Modern medical and biological devices require surfaces that are not only highly biocompatible and protective but in which one can encode several smart medical functions such as anti-bacterial or anti-inflammatory properties, drug elution/drug delivery, tissue repair functions, smart sensing and others. Integration of such functions with biosurfaces and biointerfaces requires engineering on nanoscale inducing the chemical functionalization and biomolecular grafting. These techniques together with specific device fabrication routes including 2D and 3D design are studied at IMOMEC as a part of the basic research activities or in collaboration with several industrial and academic partners from medical areas.

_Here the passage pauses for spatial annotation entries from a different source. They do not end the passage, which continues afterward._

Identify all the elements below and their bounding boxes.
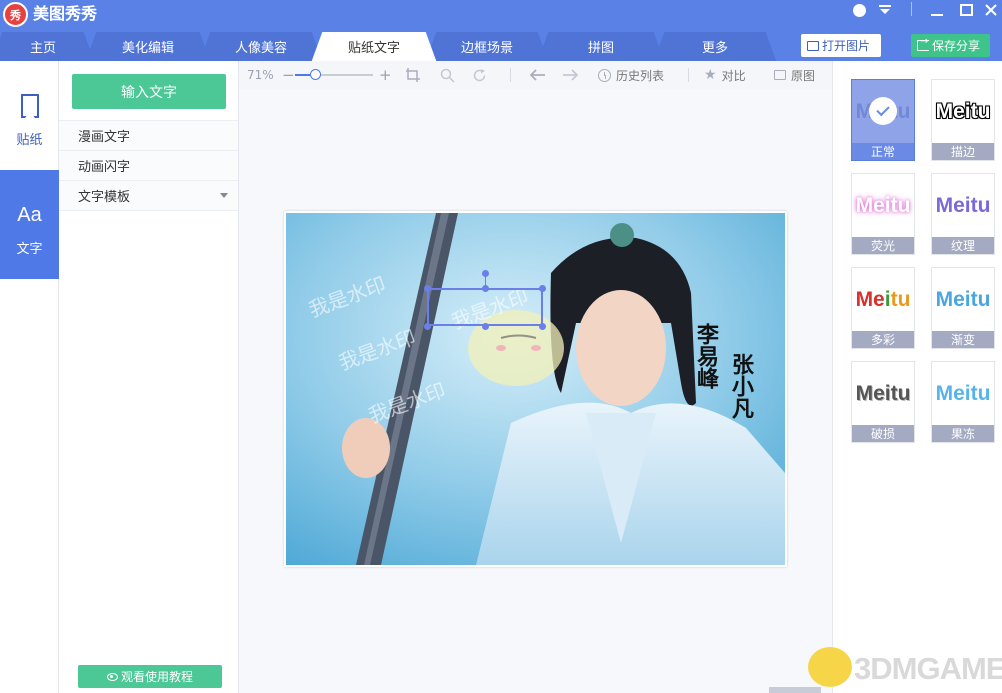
effect-normal[interactable]: Meitu 正常 (851, 79, 915, 161)
menu-dropdown-icon[interactable] (874, 0, 896, 20)
photo-illustration: 我是水印 我是水印 我是水印 我是水印 李易峰 张小凡 (286, 213, 785, 565)
tab-portrait[interactable]: 人像美容 (213, 32, 309, 61)
redo-icon[interactable] (562, 61, 579, 89)
canvas-area: 我是水印 我是水印 我是水印 我是水印 李易峰 张小凡 (239, 89, 832, 693)
effect-glow[interactable]: Meitu 荧光 (851, 173, 915, 255)
crop-icon[interactable] (405, 61, 421, 89)
menu-item-text-template[interactable]: 文字模板 (59, 180, 238, 211)
rotate-handle-stem (485, 275, 486, 287)
effect-label: 果冻 (932, 425, 994, 442)
effect-preview: Meitu (935, 193, 991, 217)
undo-icon[interactable] (529, 61, 546, 89)
resize-handle[interactable] (482, 323, 489, 330)
rotate-icon[interactable] (472, 61, 487, 89)
open-image-button[interactable]: 打开图片 (801, 34, 881, 57)
resize-handle[interactable] (539, 323, 546, 330)
effect-label: 描边 (932, 143, 994, 160)
image-icon (807, 40, 819, 51)
maximize-button[interactable] (955, 0, 977, 20)
effect-colorful[interactable]: Me i tu 多彩 (851, 267, 915, 349)
effect-texture[interactable]: Meitu 纹理 (931, 173, 995, 255)
clock-icon (598, 68, 611, 82)
effect-preview: Meitu (855, 287, 911, 311)
text-effects-panel: Meitu 正常 Meitu 描边 Meitu 荧光 Meitu 纹理 Meit… (832, 61, 1002, 693)
tab-frames[interactable]: 边框场景 (439, 32, 535, 61)
tab-beautify[interactable]: 美化编辑 (99, 32, 197, 61)
zoom-slider-thumb[interactable] (310, 69, 321, 80)
rail-item-label: 文字 (16, 242, 43, 257)
effect-outline[interactable]: Meitu 描边 (931, 79, 995, 161)
text-aa-icon: Aa (17, 203, 42, 226)
rail-item-sticker[interactable]: 贴纸 (0, 61, 59, 171)
close-button[interactable] (980, 0, 1002, 20)
resize-handle[interactable] (539, 285, 546, 292)
main-tab-bar: 主页 美化编辑 人像美容 贴纸文字 边框场景 拼图 更多 打开图片 保存分享 (0, 30, 1002, 61)
zoom-slider-fill (295, 74, 310, 76)
effect-label: 荧光 (852, 237, 914, 254)
resize-handle[interactable] (424, 285, 431, 292)
chevron-down-icon (220, 193, 228, 198)
text-panel: 输入文字 漫画文字 动画闪字 文字模板 观看使用教程 (59, 61, 239, 693)
app-logo: 秀 (3, 2, 28, 27)
toolbar-divider (510, 68, 511, 82)
tab-sticker-text[interactable]: 贴纸文字 (325, 32, 423, 61)
feedback-icon[interactable] (848, 0, 870, 20)
save-share-button[interactable]: 保存分享 (911, 34, 990, 57)
input-text-button[interactable]: 输入文字 (72, 74, 226, 109)
bookmark-icon (20, 94, 39, 118)
title-divider (911, 2, 912, 16)
effect-preview: Meitu (935, 287, 991, 311)
text-selection-box[interactable] (427, 288, 543, 326)
effect-preview: Meitu (935, 99, 991, 123)
tab-collage[interactable]: 拼图 (551, 32, 651, 61)
history-list-button[interactable]: 历史列表 (598, 61, 664, 89)
minimize-button[interactable] (926, 0, 948, 20)
effect-preview: Meitu (855, 381, 911, 405)
zoom-in-icon[interactable]: + (379, 61, 392, 89)
app-title: 美图秀秀 (33, 4, 98, 23)
resize-handle[interactable] (424, 323, 431, 330)
tab-more[interactable]: 更多 (667, 32, 763, 61)
effect-preview: Meitu (935, 381, 991, 405)
effect-jelly[interactable]: Meitu 果冻 (931, 361, 995, 443)
tab-home[interactable]: 主页 (5, 32, 81, 61)
compare-star-icon: ★ (704, 67, 717, 83)
category-rail: 贴纸 Aa 文字 (0, 61, 59, 693)
check-icon (869, 97, 897, 125)
export-icon (917, 36, 929, 51)
effect-label: 渐变 (932, 331, 994, 348)
canvas-toolbar: 71% − + 历史列表 ★ 对比 原图 (239, 61, 832, 89)
menu-item-comic-text[interactable]: 漫画文字 (59, 120, 238, 150)
effect-label: 多彩 (852, 331, 914, 348)
calligraphy-name-right: 张小凡 (728, 353, 754, 420)
original-image-button[interactable]: 原图 (774, 61, 815, 89)
rail-item-label: 贴纸 (16, 133, 43, 148)
effect-label: 破损 (852, 425, 914, 442)
toolbar-divider (688, 68, 689, 82)
effect-gradient[interactable]: Meitu 渐变 (931, 267, 995, 349)
zoom-level: 71% (247, 68, 274, 82)
image-icon (774, 70, 786, 80)
eye-icon (106, 672, 118, 681)
compare-button[interactable]: ★ 对比 (704, 61, 746, 89)
calligraphy-name-left: 李易峰 (693, 323, 720, 390)
watch-tutorial-button[interactable]: 观看使用教程 (78, 665, 222, 688)
site-watermark: 3DMGAME (808, 645, 1002, 691)
title-bar: 秀 美图秀秀 (0, 0, 1002, 30)
effect-label: 正常 (852, 143, 914, 160)
menu-item-animated-text[interactable]: 动画闪字 (59, 150, 238, 180)
rail-item-text[interactable]: Aa 文字 (0, 170, 59, 279)
effect-label: 纹理 (932, 237, 994, 254)
edited-photo[interactable]: 我是水印 我是水印 我是水印 我是水印 李易峰 张小凡 (284, 211, 787, 567)
mascot-logo (808, 647, 852, 687)
effect-preview: Meitu (855, 193, 911, 217)
zoom-out-icon[interactable]: − (282, 61, 295, 89)
effect-broken[interactable]: Meitu 破损 (851, 361, 915, 443)
magnifier-icon[interactable] (440, 61, 455, 89)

Examples of smart biosurfaces are novel generation of stents with particular biomolecules bound to the surfaces, medical implants, anti-bacterial coatings, nanoparticles for drug delivery and sensing etc. In most applications we use carbon-based coatings with emphasis on nanocrystalline diamond that is highly biocompatible, optically transparent, mechanically, biologically and chemically resistant and allows by its simple carbon chemistry immobilization of a range of suitable biomolecules.

We have substantial expertise in the use of either biomolecules or molecularly imprinted polymers (MIPs) as receptors to detect target molecules in different complex media. When considering biomolecules, IMO-IMOMEC has a track record in the selective and site-specific modification of nanobodies. This class of protein-based receptors is derived from heavy-chain antibodies, but offers some key advantages over their natural counterparts. Nanobodies exhibit increased stability and are encoded by a single gene which facilitates their modification and expression in biotechnological context.  MIPs on the other hand are synthetic receptors that can be used as an alternative to natural receptors such as antibodies, enzymes, cells etc. You can compare its technology with the unique matching of a lock and its key. Because a MIP is engineered to adhere to one specific analyte, it can act as a selective and highly sensitive sensor relevant to food, health, and environmental safety. MIP-based sensors can for example be used in- or atline, to detect extremely low concentrations of target species to monitor process parameters or to detect contaminants in the supply line e.g., and waste streams and to control the quality of the raw materials and products in the food industry e.g., to detect agents such as peptides in milk, remaining pesticides in water used for the cleaning of vegetables or hormones in biological samples.

This research activity is mostly experimental and at the intersection between fluid dynamics, biology and microtechnology. It focuses on the translation of biosensing concepts into microfluidic or mesofluidic systems, using our expertise in advanced microfabrication techniques for polymers, glass, diamond and silicon. Novel surface functionalization approaches are continuously developed in combination with microfluidics technology towards  miniaturized and or multi-analyte sensing.